Successful imparting and dissemination of scientific knowledge from experts to end-users is a pre-requisite in addressing water-related issues for minimizing the research-policy gaps. However, the successful implementation of technical assistance and capacity building for indigenized and locally-customized water solutions faces numerous caveats. Usually, there are logistical constraints of human and technical capacity, less viable environments for initial funding and ensuring sustainability of maintenance and continuity of equipment and infrastructure. For future generations to play an effective role in utilizing space technologies for water management, capacity building through training in evolving methodologies, software, databases and support from relevant water organizations is key for much needed education and training. Overall, an effective cooperation is required between scientists who develop water-related products, algorithms and solutions; water managers and other stakeholders who will be responsible for implementing such solutions at grass root level.

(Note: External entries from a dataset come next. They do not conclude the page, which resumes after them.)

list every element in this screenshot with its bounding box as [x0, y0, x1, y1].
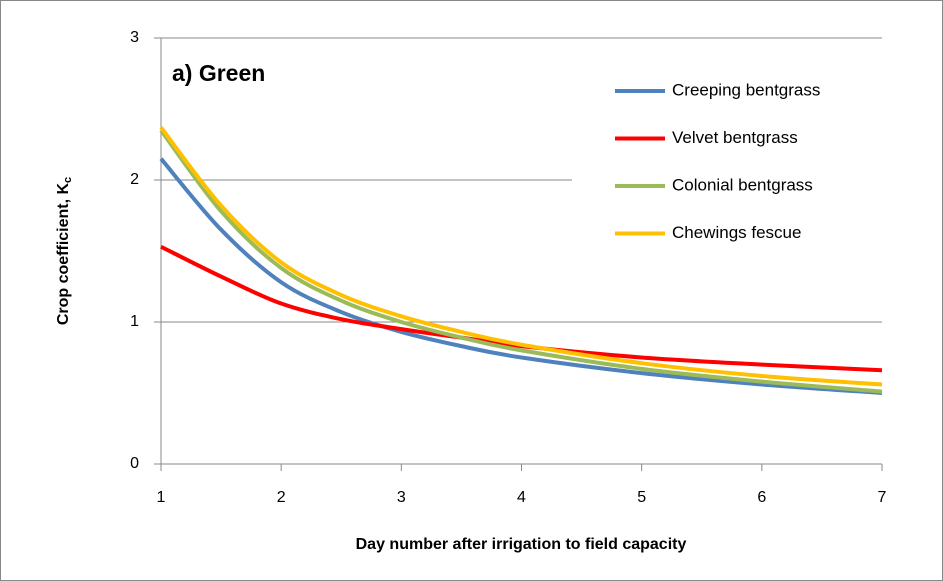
series-line — [159, 129, 883, 394]
y-tick-label: 3 — [130, 29, 139, 46]
x-tick-label: 2 — [277, 489, 286, 506]
x-tick-label: 5 — [637, 489, 646, 506]
x-tick-label: 6 — [757, 489, 766, 506]
y-tick-label: 0 — [130, 455, 139, 472]
x-tick-label: 4 — [517, 489, 526, 506]
x-tick-label: 7 — [878, 489, 887, 506]
y-tick-label: 1 — [130, 313, 139, 330]
legend-background — [572, 66, 894, 256]
series-line — [159, 157, 883, 395]
y-axis-label-subscript: c — [62, 177, 74, 183]
y-tick-label: 2 — [130, 171, 139, 188]
legend-label: Velvet bentgrass — [672, 128, 798, 147]
legend-label: Colonial bentgrass — [672, 175, 813, 194]
legend-label: Chewings fescue — [672, 223, 801, 242]
x-axis-label: Day number after irrigation to field cap… — [356, 536, 687, 553]
annotation: a) Green — [172, 60, 265, 86]
x-tick-label: 1 — [157, 489, 166, 506]
y-axis-label-main: Crop coefficient, K — [55, 183, 72, 326]
legend-label: Creeping bentgrass — [672, 80, 820, 99]
y-axis-label: Crop coefficient, Kc — [55, 177, 74, 325]
x-tick-label: 3 — [397, 489, 406, 506]
series-line — [159, 126, 883, 387]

What can you say about the young generation in Pakistan, what do they need to be empowered to use space technology and data to contribute solving water-related issues?

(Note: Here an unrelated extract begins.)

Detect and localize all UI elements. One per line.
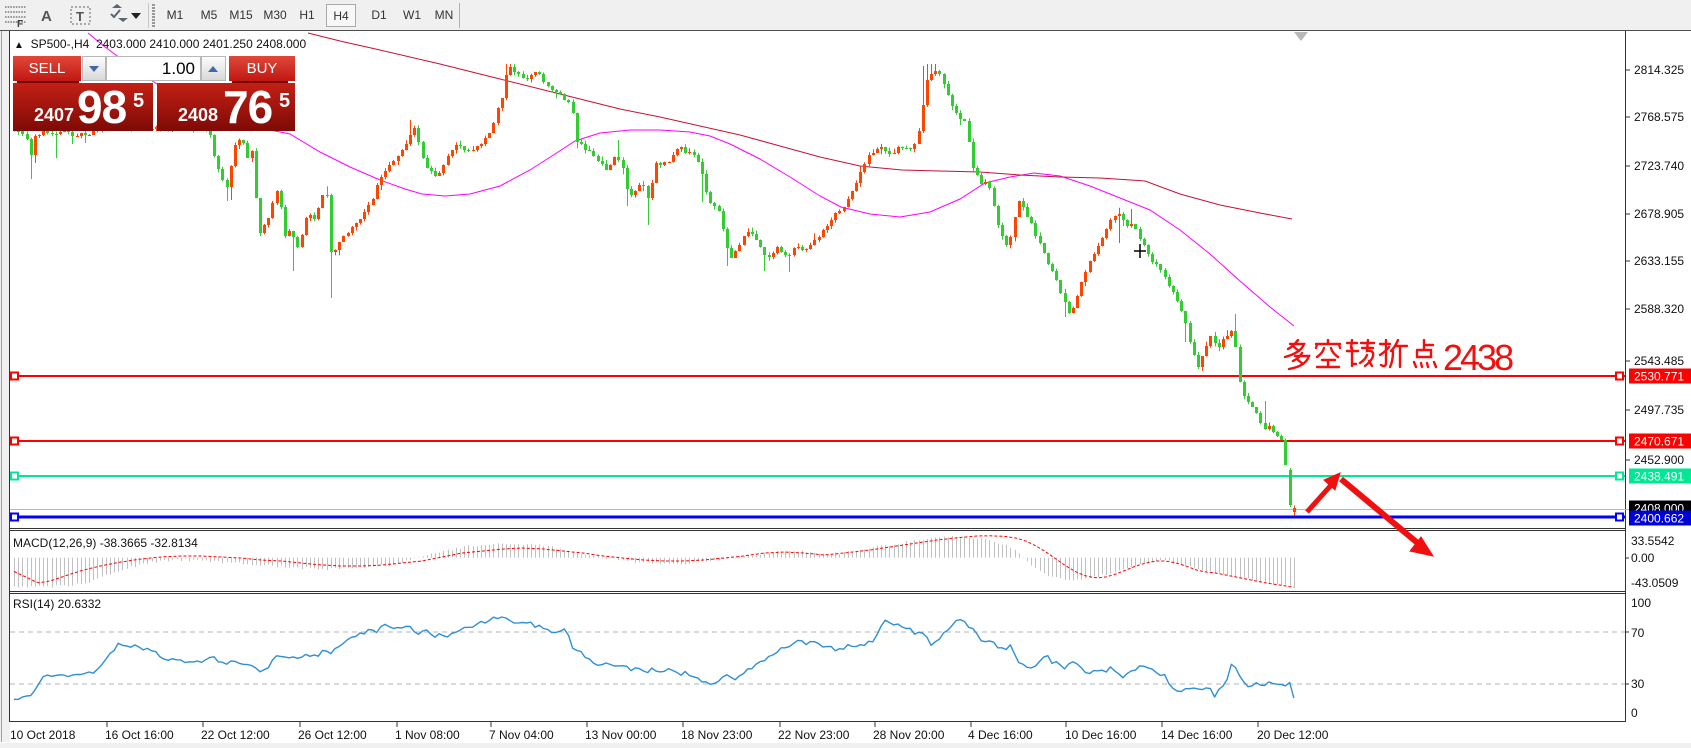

The younger generation has to be empowered in terms of space education, data provision and capacity to be able to develop site-specific local solutions for water resource analysis and management. The disconnection between academia/researchers and young water professionals or managers should be eliminated and stronger partnerships between local water agencies and academic institutions are needed. Scientists with a focus on space-based applications should put more efforts on capacity building initiatives, stakeholder involvement and co-development of Indigenous water solutions. When training and educating youth, transparency in image processing methodologies and adoption of standardized approaches should be taken care of, so that users can readily understand the underlying rationale and processes of satellite data selection and methodology. Moreover, access to a wide range of datasets, software and trainings is essential to ensure the possibility of future generations playing a greater part in beneficial hydrological research.
Last, but not least, what is your favourite aggregate state of water?
"As a rule, whatever is fluid, soft, and yielding will overcome whatever is rigid and hard. This is another paradox: what is soft is strong."- Lao Tzu.